Varied Legal Processes

The specific legal contexts and issues to which psychologists and other mental health professionals contribute are many and diverse. Within the criminal arena, participation commonly spans pretrial processes (for example, competency to stand trial or to waive counsel, jury selection), the trial process (for instance, criminal responsibility, eyewitness credibility), and posttrial matters (for example, presentence investigations, mitigating circumstances, competency to be sentenced or executed). In the context of civil law, psychologists are central to civil commitment hearings and to determinations of competency to consent to or refuse treatment. Notable and relevant contexts in which psychology assists family legal processes include mediation, abuse and neglect proceedings, and child custody evaluations.

Psychologists' Functions

Within these varied frameworks, psychologists may perform one or more of several key functions. Most commonly, judges may permit those qualified as experts to offer testimony concerning factual matters that relate directly to the outcome of a trial or hearing. Drawing on knowledge garnered from clinical observations, tests and measurements, past research and experience, psychologists provide fact finders with professional judgments concerning matters in contention that are psychological in nature. For instance, in cases involving a Not Guilty by Reason of Insanity (NGRI) defense, psychologists offer evaluative opinions as to whether the defendant was suffering from a mental disorder that would indicate the absence of mens rea (that is, guilty mind) and, consequently, relieve the accused of criminal responsibility. In civil commitment hearings, courts appeal to clinicians' expert judgments concerning the presence of mental disorder and their professional opinion as to the existence of grave disability or the likelihood of harm to self or others in the (near) future. This form of participation requires that psychologists make an informed prediction about human behavior—predictions that, overall, have been demonstrably inaccurate and risk unnecessarily depriving citizens of liberty interests.

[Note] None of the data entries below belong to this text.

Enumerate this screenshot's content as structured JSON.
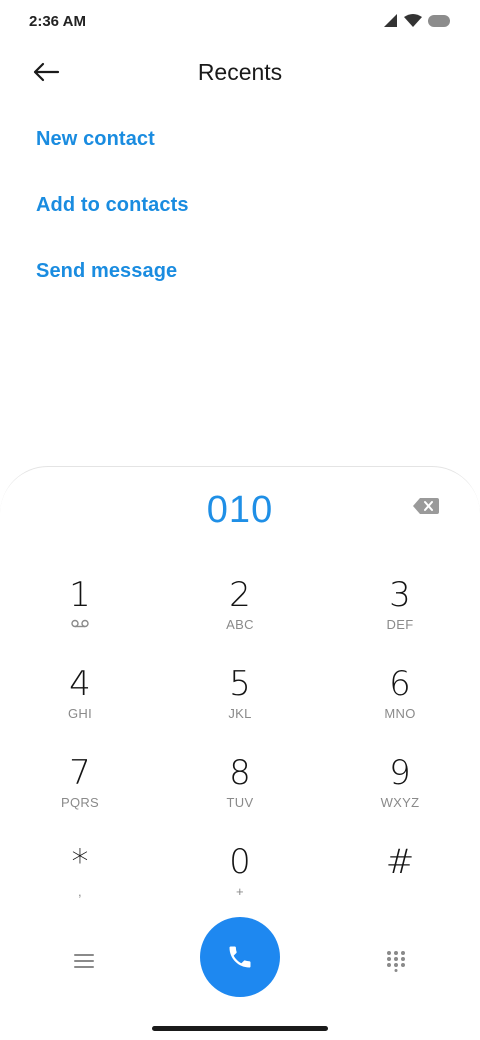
{
  "status_bar": {
    "time": "2:36 AM"
  },
  "header": {
    "title": "Recents"
  },
  "actions": [
    {
      "label": "New contact"
    },
    {
      "label": "Add to contacts"
    },
    {
      "label": "Send message"
    }
  ],
  "dialer": {
    "number": "010",
    "keys": [
      {
        "digit": "1",
        "letters": ""
      },
      {
        "digit": "2",
        "letters": "ABC"
      },
      {
        "digit": "3",
        "letters": "DEF"
      },
      {
        "digit": "4",
        "letters": "GHI"
      },
      {
        "digit": "5",
        "letters": "JKL"
      },
      {
        "digit": "6",
        "letters": "MNO"
      },
      {
        "digit": "7",
        "letters": "PQRS"
      },
      {
        "digit": "8",
        "letters": "TUV"
      },
      {
        "digit": "9",
        "letters": "WXYZ"
      },
      {
        "digit": "*",
        "letters": ","
      },
      {
        "digit": "0",
        "letters": "+"
      },
      {
        "digit": "#",
        "letters": ""
      }
    ]
  },
  "icons": {
    "signal": "signal-icon",
    "wifi": "wifi-icon",
    "battery": "battery-icon",
    "back": "arrow-left-icon",
    "backspace": "backspace-icon",
    "voicemail": "voicemail-icon",
    "menu": "menu-icon",
    "call": "phone-icon",
    "dialpad": "dialpad-icon"
  },
  "colors": {
    "accent": "#1a8ce0",
    "call_button": "#1e88f0",
    "number": "#1f8fe6"
  }
}
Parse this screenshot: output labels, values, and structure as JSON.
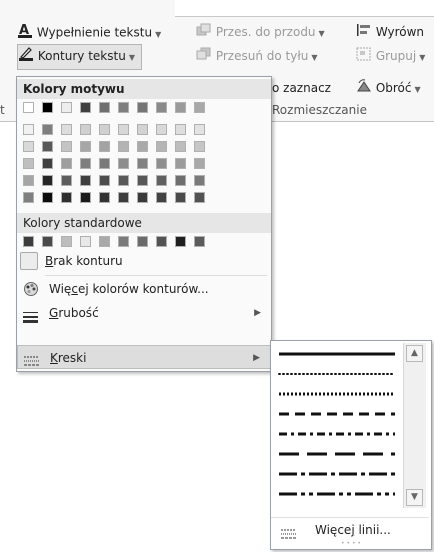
{
  "ribbon": {
    "fill_text": "Wypełnienie tekstu",
    "outline_text": "Kontury tekstu",
    "bring_forward": "Przes. do przodu",
    "send_backward": "Przesuń do tyłu",
    "align": "Wyrówn",
    "group": "Grupuj",
    "select_fragment": "o zaznacz",
    "rotate": "Obróć",
    "group_label": "Rozmieszczanie",
    "left_fragment": "t"
  },
  "menu": {
    "theme_colors_header": "Kolory motywu",
    "standard_colors_header": "Kolory standardowe",
    "no_outline_prefix": "B",
    "no_outline_rest": "rak konturu",
    "more_colors_pre": "Wię",
    "more_colors_ul": "c",
    "more_colors_post": "ej kolorów konturów...",
    "weight_ul": "G",
    "weight_rest": "rubość",
    "dashes_ul": "K",
    "dashes_rest": "reski"
  },
  "colors": {
    "theme_top": [
      "#ffffff",
      "#000000",
      "#eeeeee",
      "#3f3f3f",
      "#6f6f6f",
      "#7f7f7f",
      "#767676",
      "#8a8a8a",
      "#9a9a9a",
      "#a8a8a8"
    ],
    "theme_shades": [
      [
        "#f2f2f2",
        "#7f7f7f",
        "#dddddd",
        "#cfcfcf",
        "#d0d0d0",
        "#d8d8d8",
        "#d3d3d3",
        "#d9d9d9",
        "#dedede",
        "#e3e3e3"
      ],
      [
        "#d9d9d9",
        "#595959",
        "#c4c4c4",
        "#a6a6a6",
        "#a3a3a3",
        "#b3b3b3",
        "#aaaaaa",
        "#b5b5b5",
        "#bdbdbd",
        "#c6c6c6"
      ],
      [
        "#bfbfbf",
        "#3f3f3f",
        "#9e9e9e",
        "#7f7f7f",
        "#7a7a7a",
        "#8d8d8d",
        "#818181",
        "#8f8f8f",
        "#9b9b9b",
        "#a8a8a8"
      ],
      [
        "#a5a5a5",
        "#262626",
        "#5d5d5d",
        "#3f3f3f",
        "#4d4d4d",
        "#595959",
        "#575757",
        "#616161",
        "#6e6e6e",
        "#7a7a7a"
      ],
      [
        "#7f7f7f",
        "#0c0c0c",
        "#2f2f2f",
        "#1a1a1a",
        "#333333",
        "#3d3d3d",
        "#3a3a3a",
        "#424242",
        "#4a4a4a",
        "#525252"
      ]
    ],
    "standard": [
      "#3c3c3c",
      "#4a4a4a",
      "#bdbdbd",
      "#e8e8e8",
      "#a9a9a9",
      "#7a7a7a",
      "#6b6b6b",
      "#535353",
      "#1f1f1f",
      "#5b5b5b"
    ]
  },
  "submenu": {
    "more_lines_pre": "Więce",
    "more_lines_ul": "j",
    "more_lines_post": " linii...",
    "dash_styles": [
      "solid",
      "round-dot",
      "square-dot",
      "dash",
      "dash-dot",
      "long-dash",
      "long-dash-dot",
      "long-dash-dot-dot"
    ]
  }
}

There are two additional functions entertained by psychologists in the courtroom. These include, first, educating fact finders through testimony about behavioral science research on matters of relevance to the trial or hearing, and second, assisting attorneys through consultation at the pretrial or trial stage of a criminal or civil process. In the first instance, the role of the psychologist is limited to offering summary observations or global statements about scientific knowledge. They do not design this testimony directly to resolve matters in contention; rather, they proffer it to assist fact finders in understanding issues or phenomena that may bear on the final verdict or decision. Examples include educating the judge or jury about the accuracy of eyewitness testimony or the psychological impact of familial arrangements on children.